I find myself simultaneously drawn to and repelled by the sheer quantity of man-made objects in this world.
Do you know what I mean?
To start off the experiment that is Jessica Williams' one year exhibition at House of Foundation, she presents three installations of recent artists' books, a site-specific wall painting, and a reading room with titles from Good Press.
Artists' books, at their best, are a medium like no other. Piles of paper are transformed through repurposed obsolete office technology and the human hand into artworks in and of themselves. The container and content are one: accessible to both the creator and consumer. From seemingly nothing special emerges an affordable, intimate and tactile object that you can hold in your hands, stow away in your pocket or under an arm, and consume equally well in public or in utmost secrecy. What else is so portable and free, full of determination and vision, and mutable enough to both embrace and break conventions? Free of targeted advertisements and mindless scrolling, artists' books are a physical reminder of the vast, complex and sensual world from which they derive.
pile, 2022
Made for the opening exhibition at the National Museum, this work is a meditation upon physical prints, the past, the future, and artistic value. Fill out a card, make a book.
Reimagining the data center as mycelium, 2021
A multifaceted work reimagines and draws lines between a proposed Google data center in a forest in Grenland and complex underground webs of mycelium, both of which are simultaneously gargantuan yet hidden from view and thus difficult for humans to grasp the sheer size of.
The physical presentation of the non-book part of this work has changed every time it has been exhibited. The current iteration recycles a large scale vinyl print last shown at the 2022 Vårutstilling paired with abstracted 3D-prints of mushrooms grown by the artist.
It me, 2019
A subjective survey of online identity politics in a format we all have a personal relationship to.

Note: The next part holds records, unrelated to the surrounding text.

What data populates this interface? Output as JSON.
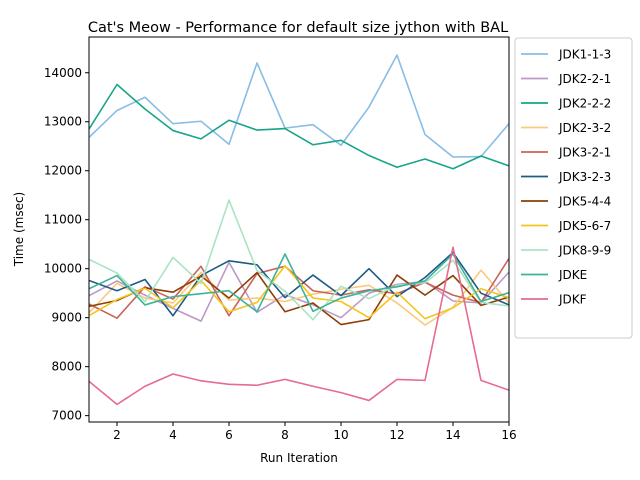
{
  "chart_data": {
    "type": "line",
    "title": "Cat's Meow - Performance for default size jython with BAL",
    "xlabel": "Run Iteration",
    "ylabel": "Time (msec)",
    "xlim": [
      1,
      16
    ],
    "ylim": [
      6870,
      14730
    ],
    "xticks": [
      2,
      4,
      6,
      8,
      10,
      12,
      14,
      16
    ],
    "yticks": [
      7000,
      8000,
      9000,
      10000,
      11000,
      12000,
      13000,
      14000
    ],
    "legend_position": "outside-right",
    "grid": false,
    "x": [
      1,
      2,
      3,
      4,
      5,
      6,
      7,
      8,
      9,
      10,
      11,
      12,
      13,
      14,
      15,
      16
    ],
    "series": [
      {
        "name": "JDK1-1-3",
        "color": "#88bde6",
        "values": [
          12680,
          13230,
          13500,
          12960,
          13010,
          12540,
          14200,
          12870,
          12940,
          12520,
          13300,
          14360,
          12740,
          12280,
          12290,
          12960
        ]
      },
      {
        "name": "JDK2-2-1",
        "color": "#bc99c7",
        "values": [
          9450,
          9750,
          9460,
          9190,
          8930,
          10130,
          9110,
          9470,
          9260,
          9000,
          9500,
          9680,
          9740,
          9340,
          9300,
          9930
        ]
      },
      {
        "name": "JDK2-2-2",
        "color": "#17a589",
        "values": [
          12850,
          13760,
          13260,
          12820,
          12650,
          13030,
          12830,
          12860,
          12530,
          12620,
          12310,
          12070,
          12240,
          12040,
          12300,
          12100
        ]
      },
      {
        "name": "JDK2-3-2",
        "color": "#fbc97c",
        "values": [
          9100,
          9700,
          9400,
          9300,
          9920,
          9360,
          9400,
          9330,
          9480,
          9580,
          9660,
          9300,
          8850,
          9210,
          9970,
          9300
        ]
      },
      {
        "name": "JDK3-2-1",
        "color": "#cb6357",
        "values": [
          9280,
          8990,
          9630,
          9380,
          10050,
          9040,
          9900,
          10050,
          9550,
          9460,
          9570,
          9490,
          9720,
          9460,
          9310,
          10210
        ]
      },
      {
        "name": "JDK3-2-3",
        "color": "#1d5b86",
        "values": [
          9760,
          9550,
          9780,
          9040,
          9860,
          10160,
          10080,
          9410,
          9870,
          9450,
          10000,
          9430,
          9820,
          10330,
          9500,
          9260
        ]
      },
      {
        "name": "JDK5-4-4",
        "color": "#8e3e06",
        "values": [
          9230,
          9350,
          9610,
          9520,
          9850,
          9400,
          9920,
          9120,
          9300,
          8860,
          8960,
          9870,
          9460,
          9860,
          9250,
          9420
        ]
      },
      {
        "name": "JDK5-6-7",
        "color": "#f5c51d",
        "values": [
          9040,
          9370,
          9600,
          9200,
          9760,
          9120,
          9310,
          10060,
          9400,
          9330,
          9000,
          9520,
          8980,
          9200,
          9590,
          9410
        ]
      },
      {
        "name": "JDK8-9-9",
        "color": "#a9e4c2",
        "values": [
          10190,
          9910,
          9330,
          10230,
          9700,
          11400,
          9960,
          9540,
          8960,
          9640,
          9390,
          9660,
          9710,
          10170,
          9310,
          9240
        ]
      },
      {
        "name": "JDKE",
        "color": "#3db39a",
        "values": [
          9590,
          9860,
          9260,
          9430,
          9490,
          9550,
          9120,
          10300,
          9130,
          9400,
          9550,
          9630,
          9750,
          10300,
          9330,
          9510
        ]
      },
      {
        "name": "JDKF",
        "color": "#e66b8e",
        "values": [
          7700,
          7230,
          7600,
          7850,
          7710,
          7640,
          7620,
          7740,
          7600,
          7470,
          7310,
          7740,
          7720,
          10440,
          7720,
          7520
        ]
      }
    ]
  }
}
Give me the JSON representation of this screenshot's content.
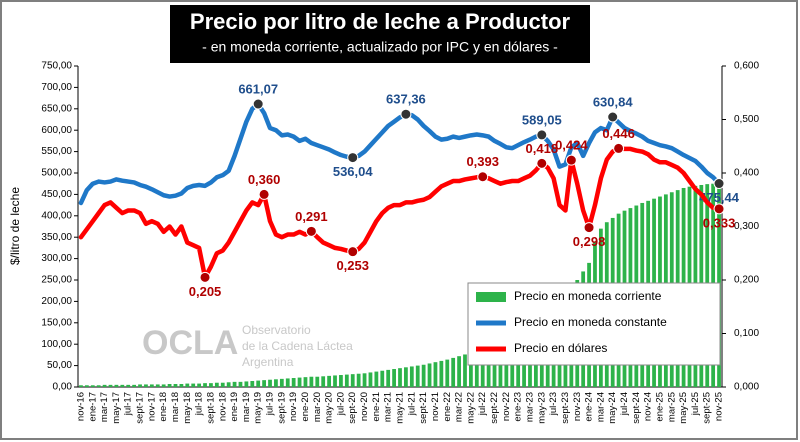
{
  "chart_data": {
    "type": "bar-line",
    "title": "Precio por litro de leche a Productor",
    "subtitle": "- en moneda corriente, actualizado por IPC y en dólares -",
    "y_label": "$/litro de leche",
    "legend": "lower right",
    "watermark": {
      "logo": "OCLA",
      "lines": [
        "Observatorio",
        "de la Cadena Láctea",
        "Argentina"
      ]
    },
    "categories": [
      "nov-16",
      null,
      "ene-17",
      null,
      "mar-17",
      null,
      "may-17",
      null,
      "jul-17",
      null,
      "sept-17",
      null,
      "nov-17",
      null,
      "ene-18",
      null,
      "mar-18",
      null,
      "may-18",
      null,
      "jul-18",
      null,
      "sept-18",
      null,
      "nov-18",
      null,
      "ene-19",
      null,
      "mar-19",
      null,
      "may-19",
      null,
      "jul-19",
      null,
      "sept-19",
      null,
      "nov-19",
      null,
      "ene-20",
      null,
      "mar-20",
      null,
      "may-20",
      null,
      "jul-20",
      null,
      "sept-20",
      null,
      "nov-20",
      null,
      "ene-21",
      null,
      "mar-21",
      null,
      "may-21",
      null,
      "jul-21",
      null,
      "sept-21",
      null,
      "nov-21",
      null,
      "ene-22",
      null,
      "mar-22",
      null,
      "may-22",
      null,
      "jul-22",
      null,
      "sept-22",
      null,
      "nov-22",
      null,
      "ene-23",
      null,
      "mar-23",
      null,
      "may-23",
      null,
      "jul-23",
      null,
      "sept-23",
      null,
      "nov-23",
      null,
      "ene-24",
      null,
      "mar-24",
      null,
      "may-24",
      null,
      "jul-24",
      null,
      "sept-24",
      null,
      "nov-24",
      null,
      "ene-25",
      null,
      "mar-25",
      null,
      "may-25",
      null,
      "jul-25",
      null,
      "sept-25",
      null,
      "nov-25"
    ],
    "series": [
      {
        "name": "Precio en moneda corriente",
        "kind": "bar",
        "color": "#2db34a",
        "values": [
          4,
          4,
          4,
          4,
          5,
          5,
          5,
          5,
          5,
          5,
          6,
          6,
          6,
          6,
          6,
          7,
          7,
          7,
          8,
          8,
          8,
          9,
          9,
          10,
          10,
          11,
          12,
          12,
          13,
          14,
          15,
          16,
          17,
          18,
          19,
          20,
          21,
          22,
          23,
          24,
          24,
          25,
          26,
          27,
          28,
          29,
          30,
          31,
          32,
          34,
          36,
          38,
          40,
          42,
          44,
          46,
          48,
          50,
          52,
          55,
          58,
          61,
          64,
          68,
          72,
          76,
          80,
          85,
          90,
          95,
          100,
          106,
          112,
          118,
          125,
          133,
          141,
          150,
          160,
          172,
          185,
          210,
          222,
          235,
          250,
          270,
          290,
          340,
          370,
          385,
          395,
          405,
          412,
          418,
          424,
          430,
          435,
          440,
          445,
          450,
          455,
          460,
          465,
          468,
          470,
          472,
          474,
          475,
          475
        ]
      },
      {
        "name": "Precio en moneda constante",
        "kind": "line",
        "color": "#1f78c8",
        "marker_color": "#333333",
        "label_color": "#1f4e8c",
        "values": [
          430,
          460,
          475,
          480,
          478,
          480,
          485,
          482,
          480,
          478,
          472,
          468,
          462,
          455,
          448,
          445,
          447,
          452,
          465,
          470,
          472,
          470,
          478,
          490,
          495,
          505,
          540,
          580,
          620,
          650,
          661.07,
          640,
          605,
          600,
          588,
          590,
          585,
          575,
          580,
          570,
          565,
          560,
          555,
          548,
          542,
          538,
          536.04,
          540,
          550,
          565,
          580,
          595,
          610,
          620,
          630,
          637.36,
          635,
          625,
          610,
          598,
          585,
          578,
          580,
          585,
          582,
          585,
          588,
          590,
          588,
          585,
          575,
          568,
          560,
          558,
          565,
          572,
          578,
          585,
          589.05,
          575,
          555,
          515,
          520,
          560,
          570,
          540,
          570,
          595,
          605,
          600,
          630.84,
          618,
          605,
          598,
          592,
          585,
          575,
          570,
          565,
          562,
          558,
          550,
          542,
          535,
          528,
          515,
          500,
          490,
          475.44
        ],
        "value_labels": [
          null,
          null,
          null,
          null,
          null,
          null,
          null,
          null,
          null,
          null,
          null,
          null,
          null,
          null,
          null,
          null,
          null,
          null,
          null,
          null,
          null,
          null,
          null,
          null,
          null,
          null,
          null,
          null,
          null,
          null,
          "661,07",
          null,
          null,
          null,
          null,
          null,
          null,
          null,
          null,
          null,
          null,
          null,
          null,
          null,
          null,
          null,
          "536,04",
          null,
          null,
          null,
          null,
          null,
          null,
          null,
          null,
          "637,36",
          null,
          null,
          null,
          null,
          null,
          null,
          null,
          null,
          null,
          null,
          null,
          null,
          null,
          null,
          null,
          null,
          null,
          null,
          null,
          null,
          null,
          null,
          "589,05",
          null,
          null,
          null,
          null,
          null,
          null,
          null,
          null,
          null,
          null,
          null,
          "630,84",
          null,
          null,
          null,
          null,
          null,
          null,
          null,
          null,
          null,
          null,
          null,
          null,
          null,
          null,
          null,
          null,
          null,
          "475,44"
        ]
      },
      {
        "name": "Precio en dólares",
        "kind": "line",
        "axis": "y2",
        "color": "#ff0000",
        "marker_color": "#b00000",
        "label_color": "#b00000",
        "values": [
          0.28,
          0.295,
          0.31,
          0.325,
          0.34,
          0.345,
          0.335,
          0.325,
          0.33,
          0.33,
          0.325,
          0.305,
          0.31,
          0.305,
          0.29,
          0.3,
          0.285,
          0.3,
          0.27,
          0.265,
          0.26,
          0.205,
          0.225,
          0.25,
          0.255,
          0.27,
          0.29,
          0.31,
          0.33,
          0.345,
          0.34,
          0.36,
          0.31,
          0.285,
          0.28,
          0.285,
          0.285,
          0.29,
          0.285,
          0.291,
          0.28,
          0.27,
          0.265,
          0.26,
          0.258,
          0.255,
          0.253,
          0.258,
          0.27,
          0.29,
          0.31,
          0.325,
          0.335,
          0.34,
          0.34,
          0.345,
          0.345,
          0.348,
          0.35,
          0.355,
          0.365,
          0.375,
          0.38,
          0.385,
          0.385,
          0.388,
          0.39,
          0.392,
          0.393,
          0.39,
          0.385,
          0.38,
          0.383,
          0.385,
          0.385,
          0.39,
          0.395,
          0.405,
          0.418,
          0.41,
          0.39,
          0.34,
          0.33,
          0.424,
          0.38,
          0.33,
          0.298,
          0.34,
          0.39,
          0.425,
          0.44,
          0.446,
          0.445,
          0.445,
          0.442,
          0.44,
          0.435,
          0.425,
          0.42,
          0.42,
          0.415,
          0.41,
          0.4,
          0.385,
          0.37,
          0.36,
          0.345,
          0.335,
          0.333
        ],
        "value_labels": [
          null,
          null,
          null,
          null,
          null,
          null,
          null,
          null,
          null,
          null,
          null,
          null,
          null,
          null,
          null,
          null,
          null,
          null,
          null,
          null,
          null,
          "0,205",
          null,
          null,
          null,
          null,
          null,
          null,
          null,
          null,
          null,
          "0,360",
          null,
          null,
          null,
          null,
          null,
          null,
          null,
          "0,291",
          null,
          null,
          null,
          null,
          null,
          null,
          "0,253",
          null,
          null,
          null,
          null,
          null,
          null,
          null,
          null,
          null,
          null,
          null,
          null,
          null,
          null,
          null,
          null,
          null,
          null,
          null,
          null,
          null,
          "0,393",
          null,
          null,
          null,
          null,
          null,
          null,
          null,
          null,
          null,
          "0,418",
          null,
          null,
          null,
          null,
          "0,424",
          null,
          null,
          "0,298",
          null,
          null,
          null,
          null,
          "0,446",
          null,
          null,
          null,
          null,
          null,
          null,
          null,
          null,
          null,
          null,
          null,
          null,
          null,
          null,
          null,
          null,
          "0,333"
        ]
      }
    ],
    "ylim": [
      0,
      750
    ],
    "yticks": [
      {
        "value": 0,
        "label": "0,00"
      },
      {
        "value": 50,
        "label": "50,00"
      },
      {
        "value": 100,
        "label": "100,00"
      },
      {
        "value": 150,
        "label": "150,00"
      },
      {
        "value": 200,
        "label": "200,00"
      },
      {
        "value": 250,
        "label": "250,00"
      },
      {
        "value": 300,
        "label": "300,00"
      },
      {
        "value": 350,
        "label": "350,00"
      },
      {
        "value": 400,
        "label": "400,00"
      },
      {
        "value": 450,
        "label": "450,00"
      },
      {
        "value": 500,
        "label": "500,00"
      },
      {
        "value": 550,
        "label": "550,00"
      },
      {
        "value": 600,
        "label": "600,00"
      },
      {
        "value": 650,
        "label": "650,00"
      },
      {
        "value": 700,
        "label": "700,00"
      },
      {
        "value": 750,
        "label": "750,00"
      }
    ],
    "y2lim": [
      0,
      0.6
    ],
    "y2ticks": [
      {
        "value": 0,
        "label": "0,000"
      },
      {
        "value": 0.1,
        "label": "0,100"
      },
      {
        "value": 0.2,
        "label": "0,200"
      },
      {
        "value": 0.3,
        "label": "0,300"
      },
      {
        "value": 0.4,
        "label": "0,400"
      },
      {
        "value": 0.5,
        "label": "0,500"
      },
      {
        "value": 0.6,
        "label": "0,600"
      }
    ]
  }
}
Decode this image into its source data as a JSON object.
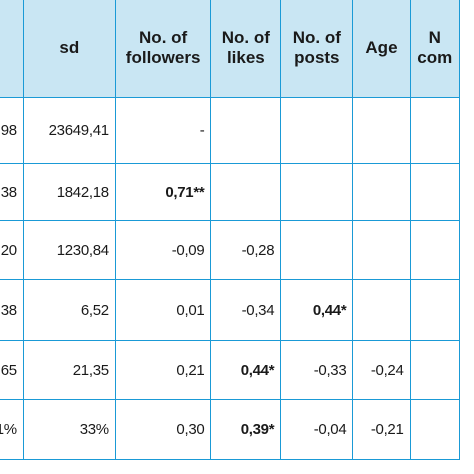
{
  "headers": [
    "",
    "sd",
    "No. of\nfollowers",
    "No. of\nlikes",
    "No. of\nposts",
    "Age",
    "N\ncom"
  ],
  "rows": [
    {
      "mean": "98",
      "sd": "23649,41",
      "followers": "-",
      "likes": "",
      "posts": "",
      "age": "",
      "comments": ""
    },
    {
      "mean": "38",
      "sd": "1842,18",
      "followers": "0,71**",
      "likes": "",
      "posts": "",
      "age": "",
      "comments": ""
    },
    {
      "mean": "20",
      "sd": "1230,84",
      "followers": "-0,09",
      "likes": "-0,28",
      "posts": "",
      "age": "",
      "comments": ""
    },
    {
      "mean": "38",
      "sd": "6,52",
      "followers": "0,01",
      "likes": "-0,34",
      "posts": "0,44*",
      "age": "",
      "comments": ""
    },
    {
      "mean": "65",
      "sd": "21,35",
      "followers": "0,21",
      "likes": "0,44*",
      "posts": "-0,33",
      "age": "-0,24",
      "comments": ""
    },
    {
      "mean": "1%",
      "sd": "33%",
      "followers": "0,30",
      "likes": "0,39*",
      "posts": "-0,04",
      "age": "-0,21",
      "comments": ""
    }
  ]
}
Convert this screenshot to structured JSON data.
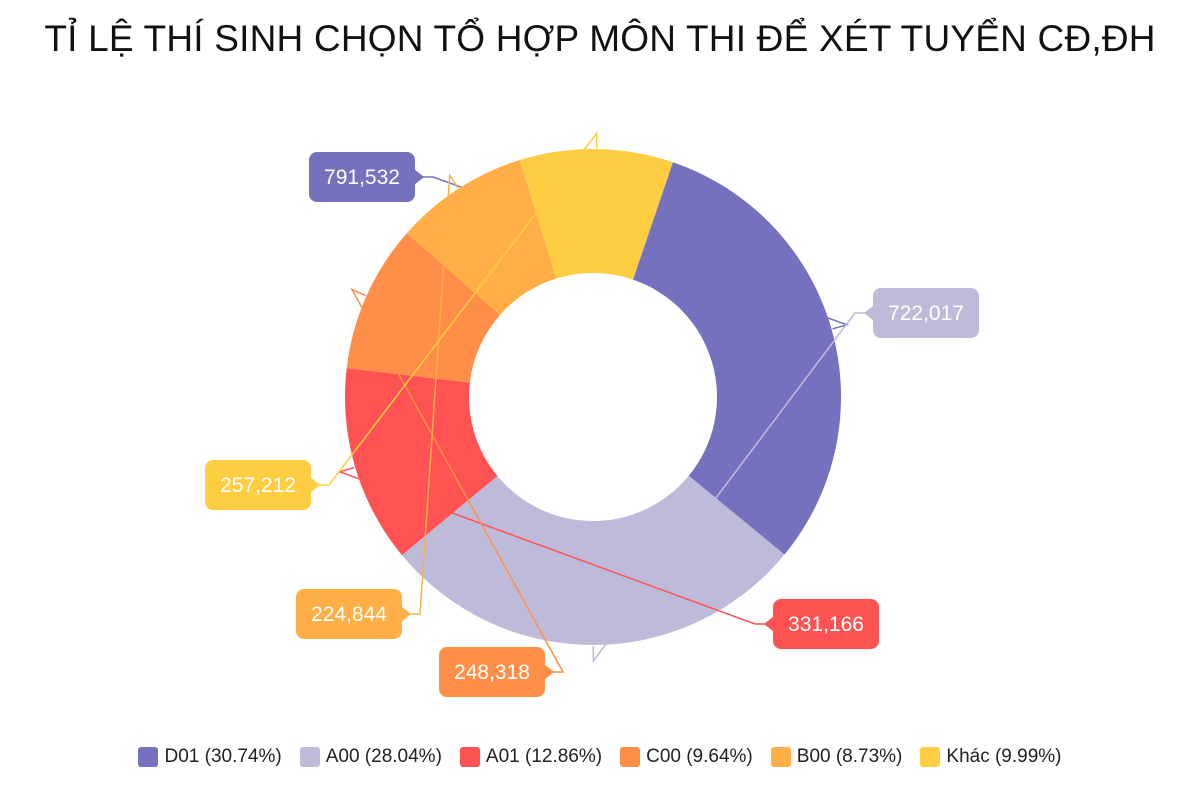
{
  "chart_data": {
    "type": "pie",
    "variant": "donut",
    "title": "TỈ LỆ THÍ SINH CHỌN TỔ HỢP MÔN THI ĐỂ XÉT TUYỂN CĐ,ĐH",
    "legend_position": "bottom",
    "slices": [
      {
        "name": "D01",
        "percent_label": "30.74%",
        "value": 791532,
        "value_label": "791,532",
        "color": "#7571BF"
      },
      {
        "name": "A00",
        "percent_label": "28.04%",
        "value": 722017,
        "value_label": "722,017",
        "color": "#BDBBD9"
      },
      {
        "name": "A01",
        "percent_label": "12.86%",
        "value": 331166,
        "value_label": "331,166",
        "color": "#FF5252"
      },
      {
        "name": "C00",
        "percent_label": "9.64%",
        "value": 248318,
        "value_label": "248,318",
        "color": "#FF8F48"
      },
      {
        "name": "B00",
        "percent_label": "8.73%",
        "value": 224844,
        "value_label": "224,844",
        "color": "#FFAF45"
      },
      {
        "name": "Khác",
        "percent_label": "9.99%",
        "value": 257212,
        "value_label": "257,212",
        "color": "#FFCD42"
      }
    ]
  }
}
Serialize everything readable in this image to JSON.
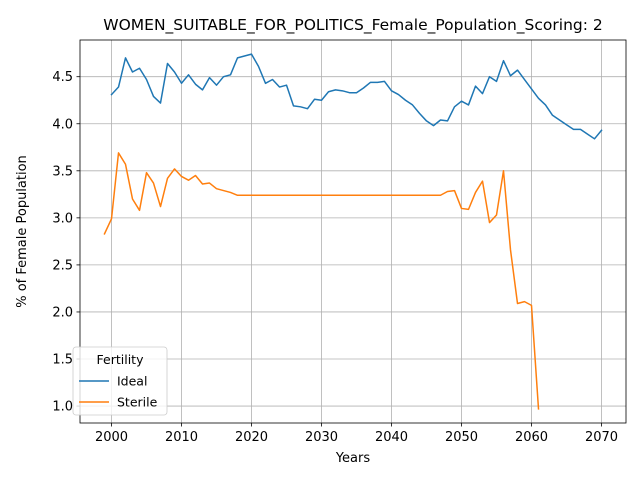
{
  "chart_data": {
    "type": "line",
    "title": "WOMEN_SUITABLE_FOR_POLITICS_Female_Population_Scoring: 2",
    "xlabel": "Years",
    "ylabel": "% of Female Population",
    "xlim": [
      1995.5,
      2073.5
    ],
    "ylim": [
      0.82,
      4.89
    ],
    "x_ticks": [
      2000,
      2010,
      2020,
      2030,
      2040,
      2050,
      2060,
      2070
    ],
    "y_ticks": [
      1.0,
      1.5,
      2.0,
      2.5,
      3.0,
      3.5,
      4.0,
      4.5
    ],
    "y_tick_labels": [
      "1.0",
      "1.5",
      "2.0",
      "2.5",
      "3.0",
      "3.5",
      "4.0",
      "4.5"
    ],
    "grid": true,
    "legend": {
      "title": "Fertility",
      "position": "lower-left"
    },
    "series": [
      {
        "name": "Ideal",
        "color": "#1f77b4",
        "x": [
          2000,
          2001,
          2002,
          2003,
          2004,
          2005,
          2006,
          2007,
          2008,
          2009,
          2010,
          2011,
          2012,
          2013,
          2014,
          2015,
          2016,
          2017,
          2018,
          2019,
          2020,
          2021,
          2022,
          2023,
          2024,
          2025,
          2026,
          2027,
          2028,
          2029,
          2030,
          2031,
          2032,
          2033,
          2034,
          2035,
          2036,
          2037,
          2038,
          2039,
          2040,
          2041,
          2042,
          2043,
          2044,
          2045,
          2046,
          2047,
          2048,
          2049,
          2050,
          2051,
          2052,
          2053,
          2054,
          2055,
          2056,
          2057,
          2058,
          2059,
          2060,
          2061,
          2062,
          2063,
          2064,
          2065,
          2066,
          2067,
          2068,
          2069,
          2070
        ],
        "values": [
          4.31,
          4.39,
          4.7,
          4.55,
          4.59,
          4.47,
          4.29,
          4.22,
          4.64,
          4.55,
          4.43,
          4.52,
          4.42,
          4.36,
          4.49,
          4.41,
          4.5,
          4.52,
          4.7,
          4.72,
          4.74,
          4.61,
          4.43,
          4.47,
          4.39,
          4.41,
          4.19,
          4.18,
          4.16,
          4.26,
          4.25,
          4.34,
          4.36,
          4.35,
          4.33,
          4.33,
          4.38,
          4.44,
          4.44,
          4.45,
          4.35,
          4.31,
          4.25,
          4.2,
          4.11,
          4.03,
          3.98,
          4.04,
          4.03,
          4.18,
          4.24,
          4.2,
          4.4,
          4.32,
          4.5,
          4.45,
          4.67,
          4.51,
          4.57,
          4.47,
          4.37,
          4.27,
          4.2,
          4.09,
          4.04,
          3.99,
          3.94,
          3.94,
          3.89,
          3.84,
          3.93
        ]
      },
      {
        "name": "Sterile",
        "color": "#ff7f0e",
        "x": [
          1999,
          2000,
          2001,
          2002,
          2003,
          2004,
          2005,
          2006,
          2007,
          2008,
          2009,
          2010,
          2011,
          2012,
          2013,
          2014,
          2015,
          2016,
          2017,
          2018,
          2019,
          2020,
          2021,
          2022,
          2023,
          2024,
          2025,
          2026,
          2027,
          2028,
          2029,
          2030,
          2031,
          2032,
          2033,
          2034,
          2035,
          2036,
          2037,
          2038,
          2039,
          2040,
          2041,
          2042,
          2043,
          2044,
          2045,
          2046,
          2047,
          2048,
          2049,
          2050,
          2051,
          2052,
          2053,
          2054,
          2055,
          2056,
          2057,
          2058,
          2059,
          2060,
          2061
        ],
        "values": [
          2.83,
          2.99,
          3.69,
          3.57,
          3.2,
          3.08,
          3.48,
          3.37,
          3.12,
          3.42,
          3.52,
          3.44,
          3.4,
          3.45,
          3.36,
          3.37,
          3.31,
          3.29,
          3.27,
          3.24,
          3.24,
          3.24,
          3.24,
          3.24,
          3.24,
          3.24,
          3.24,
          3.24,
          3.24,
          3.24,
          3.24,
          3.24,
          3.24,
          3.24,
          3.24,
          3.24,
          3.24,
          3.24,
          3.24,
          3.24,
          3.24,
          3.24,
          3.24,
          3.24,
          3.24,
          3.24,
          3.24,
          3.24,
          3.24,
          3.28,
          3.29,
          3.1,
          3.09,
          3.27,
          3.39,
          2.95,
          3.03,
          3.5,
          2.66,
          2.09,
          2.11,
          2.07,
          0.97
        ]
      }
    ]
  }
}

Sit down, relax, and deep dive with me into a decade worth of screenshots.
Jessica Williams (b. 1986, Anchorage) is a conceptual artist and publisher whose vast practice hinges on the act of seeing. Her works, often collective and collaborative, beg the audience to reconsider that what they do not or cannot see in their everyday lives. She has worked with everything from self-publishing and experimental artist books to photography and virtual reality, and is especially interested in intimate and haptic experiences.
Lately, Williams has worked with an experimental exhibition that spans over an entire calendar year at House of Foundation in Moss and is concerned with publishing, community, and identity. She has previously worked with strange bits of ocean plastic foraged in the inner Oslofjord that look like bits of real rock, and investigated the connection between mycelium and data centers: both of which are gigantic, invisible and affect us more than we know.
The publications and works in this exhibition were made thanks to the financial support of Fritt Ord, Grafill, Nasjonalmuseet and Arts and Culture Norway: Project Support and the Pilot for the distribution and display of artists' books.